Last night I had a full mental breakdown. It was all because a dream. I get these dreams of the future where I see events that will happen, but I have no clue when they will happen, but I can immediately recognize the event that happened in my dream before it happens. This really fucks with my grip on reality. Sometimes I can't differ a dream from what's actually happening. This gets worse because my dreams are so lucid and visceral.
When I don't have these dreams of the future, I have dreams in which I completely control my own actions and can do whatever I like. I usually just go about what's currently happening in my dream, and don't do anything that would tell me that I am dreaming. The only reason I know I'm dreaming is because of my physical features. They never match what I actually look like.
So last night, an event that happened in a dream I had about 5 weeks ago happened. I was talking with @DarkMesa and playing No Man's Sky. While doing so, I immediately felt that something was wrong and began remembering the dream I had. This lead me to freaking out terribly. I began screaming and breathing heavily. After a few minutes of panic, I calmed down. I got off the game and stopped talking to Mesa.
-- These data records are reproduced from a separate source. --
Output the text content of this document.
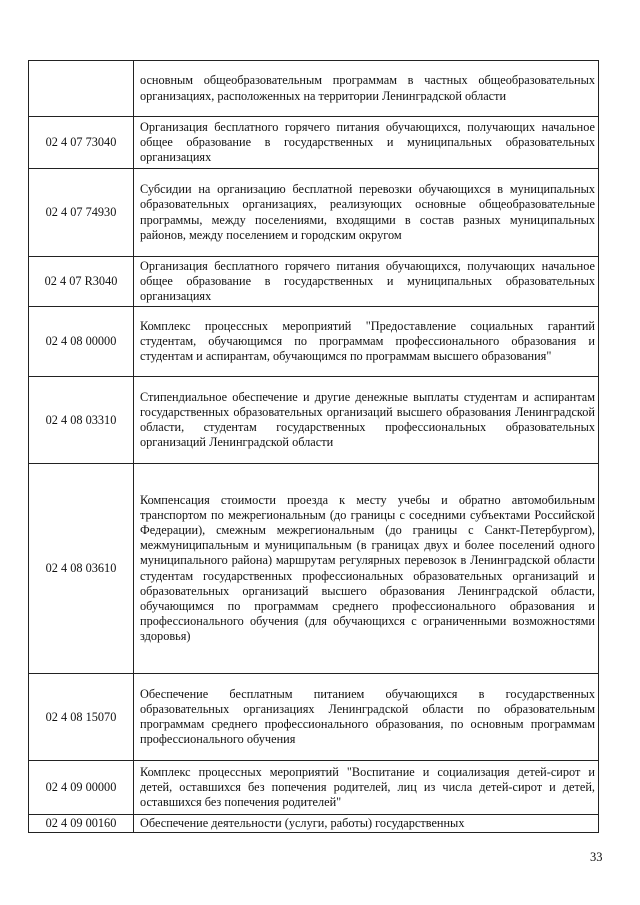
	основным общеобразовательным программам в частных общеобразовательных организациях, расположенных на территории Ленинградской области

02 4 07 73040	Организация бесплатного горячего питания обучающихся, получающих начальное общее образование в государственных и муниципальных образовательных организациях

02 4 07 74930	Субсидии на организацию бесплатной перевозки обучающихся в муниципальных образовательных организациях, реализующих основные общеобразовательные программы, между поселениями, входящими в состав разных муниципальных районов, между поселением и городским округом

02 4 07 R3040	Организация бесплатного горячего питания обучающихся, получающих начальное общее образование в государственных и муниципальных образовательных организациях

02 4 08 00000	Комплекс процессных мероприятий "Предоставление социальных гарантий студентам, обучающимся по программам профессионального образования и студентам и аспирантам, обучающимся по программам высшего образования"

02 4 08 03310	Стипендиальное обеспечение и другие денежные выплаты студентам и аспирантам государственных образовательных организаций высшего образования Ленинградской области, студентам государственных профессиональных образовательных организаций Ленинградской области

02 4 08 03610	Компенсация стоимости проезда к месту учебы и обратно автомобильным транспортом по межрегиональным (до границы с соседними субъектами Российской Федерации), смежным межрегиональным (до границы с Санкт-Петербургом), межмуниципальным и муниципальным (в границах двух и более поселений одного муниципального района) маршрутам регулярных перевозок в Ленинградской области студентам государственных профессиональных образовательных организаций и образовательных организаций высшего образования Ленинградской области, обучающимся по программам среднего профессионального образования и профессионального обучения (для обучающихся с ограниченными возможностями здоровья)

02 4 08 15070	Обеспечение бесплатным питанием обучающихся в государственных образовательных организациях Ленинградской области по образовательным программам среднего профессионального образования, по основным программам профессионального обучения

02 4 09 00000	Комплекс процессных мероприятий "Воспитание и социализация детей-сирот и детей, оставшихся без попечения родителей, лиц из числа детей-сирот и детей, оставшихся без попечения родителей"

02 4 09 00160	Обеспечение деятельности (услуги, работы) государственных
33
I thought I was fine, but I couldn't have been more wrong. Adfrer completely turning off my PS4 I collapsed on the ground, began hyperventilating, became numb, and completely lost all sense of control. I couldn't tell if I was dreaming, if anything was real. I started crying and I had no clue what was going on.
Luckily for me, I found enough reason to call Mesa back and became reassured, after about 30mins, that I wasn't dreaming and that everything was real.
I plan on talking to my psychiatrist on Monday about the while thing to hopefully figure out a way to prevent it from happening again, or ways to combat it.